What happens to agricultural policy when a large-scale farm sector is created? With relatively few farmers that can readily be organised, who are rich and politically well-connected as well, large-scale farmers in Africa have a track record of lobbying for special favours. Government is expected to support the large farms with roads, irrigation, and power supplies. Research stations are encouraged to devote their attention to the issues that concern the large farms. The result is that the large farms get these public goods, while any small farms do not. Worse, the large farmers demand subsidies on inputs, guaranteed prices for their outputs, and exclusive rights to grow crops or to market them.
Look at the record of the commercial farming unions of South Africa and Zimbabwe in the recent past.
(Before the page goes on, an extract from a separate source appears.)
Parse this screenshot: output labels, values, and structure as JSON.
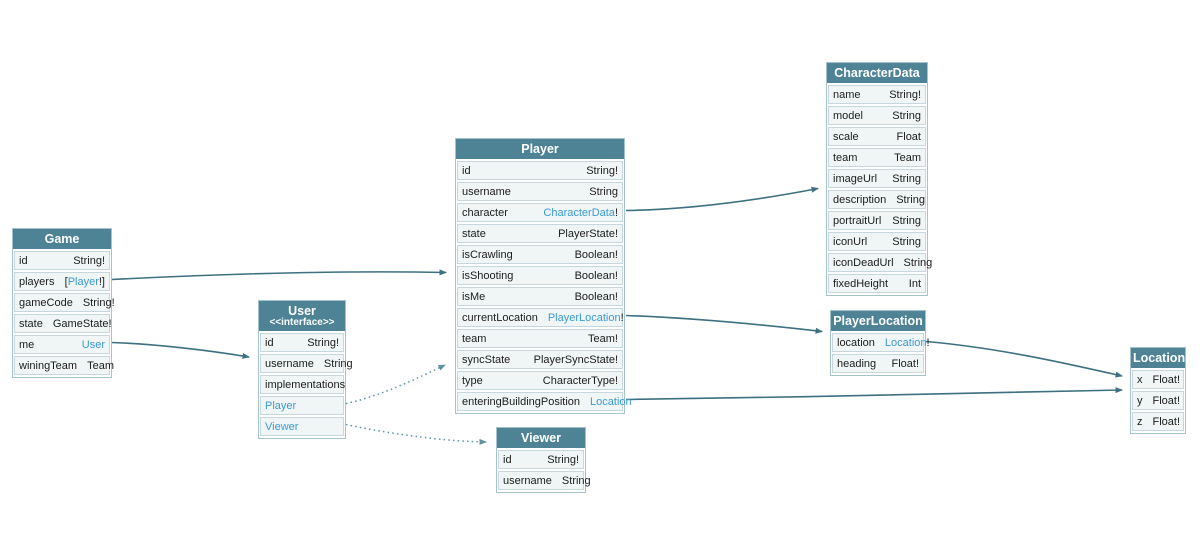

Look today at the large grain farms of Kenya’s Rift Valley. Owned by the political elite, the price paid for maize by the government marketing board is way over the import parity price, conferring substantial rents on the wealthy producers — all in the name of national self-sufficiency.
The record of model Brazil is not so encouraging in this regard either. During the 1980s the commercial farm lobby managed to get the government to offer subsidies on interest rates for farm credit that by 1979–80 were equal to 19–20% of the gross agricultural product, or 2% of GDP. Whilst the majority of Brazil’s farms were of 10 ha or less, only 4% of such smallholders had a bank loan in 1980: 85% of the agricultural portfolio went to the more prosperous South, Southeast and Centre-West regions—with only small amounts going to the needy Nordeste.
Commercial farming, yes; agri-business, yes; but it doesn’t need to be large farms
This is not to deny that large-scale private investors seeking to produce more in Africa should be welcomed. Their capital, their expertise can be put to good use, to the advantage of both the companies and many African (small) farmers as well. But let’s get the economies of scale where they are needed: in the supply chains, in processing, transport and marketing —where lumpy investments and sophisticated know-how count. But let’s leave the farming to the local experts, the family farmers, who have all the incentives to work hard and carefully. This is not romanticism; it is simply a reflection of the empirical record. Small farmers in Africa have repeatedly shown that they can increase production. Let’s give them the chance to do so again.